Tous ces éléments font que je suis convaincu que Cyberleek est un groupe et non une seule personne, et vu le mode opératoire, que ce sont des pros. Leurs connaissances en cryptographie et en utilisation de technologies décentralisées laissent penser qu’on est loin de simples script kiddies ou de hackers qui piratent uniquement via social engineering. Il y a là-dessous une vraie maîtrise technique.
Le côté un peu enfantin / trolling laisse penser le contraire, mais le côté technique ne fait aucun doute.
Même chose dans la manière dont ils gèrent leur communication : tout passe par leur site internet.
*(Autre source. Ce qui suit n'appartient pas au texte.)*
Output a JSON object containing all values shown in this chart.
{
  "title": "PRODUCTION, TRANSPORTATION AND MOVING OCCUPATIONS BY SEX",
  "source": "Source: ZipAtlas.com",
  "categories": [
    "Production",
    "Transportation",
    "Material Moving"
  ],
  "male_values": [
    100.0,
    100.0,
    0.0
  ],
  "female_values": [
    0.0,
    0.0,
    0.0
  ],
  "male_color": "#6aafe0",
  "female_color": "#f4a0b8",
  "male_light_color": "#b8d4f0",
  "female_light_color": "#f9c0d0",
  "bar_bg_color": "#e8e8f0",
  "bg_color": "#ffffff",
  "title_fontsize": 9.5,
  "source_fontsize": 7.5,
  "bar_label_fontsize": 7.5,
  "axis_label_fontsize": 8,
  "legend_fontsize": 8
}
Ils évitent volontairement tout réseau social qui pourrait laisser des logs et compromettre leur identité.
No, it’s not on the deep web. It’s hosted on Arweave, which is a blockchain made for permanent storage. They call it the « permaweb ».
You access it on the normal web through gateways. Gateways are just different URLs that serve the same content, like:
- « cyberleek . randomgateway . abc »
- or direct links with the TXID (the unique ID of the file on Arweave).
Some gateways have started blocking it, but others still work. The data itself stays on Arweave. Only the access points get restricted one by one.
@benpadek Je ne sais pas trop, mais j’aurais tendance à penser que non, car le seul État qui a un style Web3 vraiment natif, c’est la Corée du Nord avec le Lazarus Group, et ça ne ressemble pas du tout à leur style.
@TheDocDev Je ne suis pas analyste on-chain, mais brûler les tokens des devs ne prouve pas grand-chose. C’est toujours mieux, mais ils ont très bien pu acheter le token à bas prix avec des wallets frais quand il ne valait rien et accumuler discrètement un grand nombre de tokens.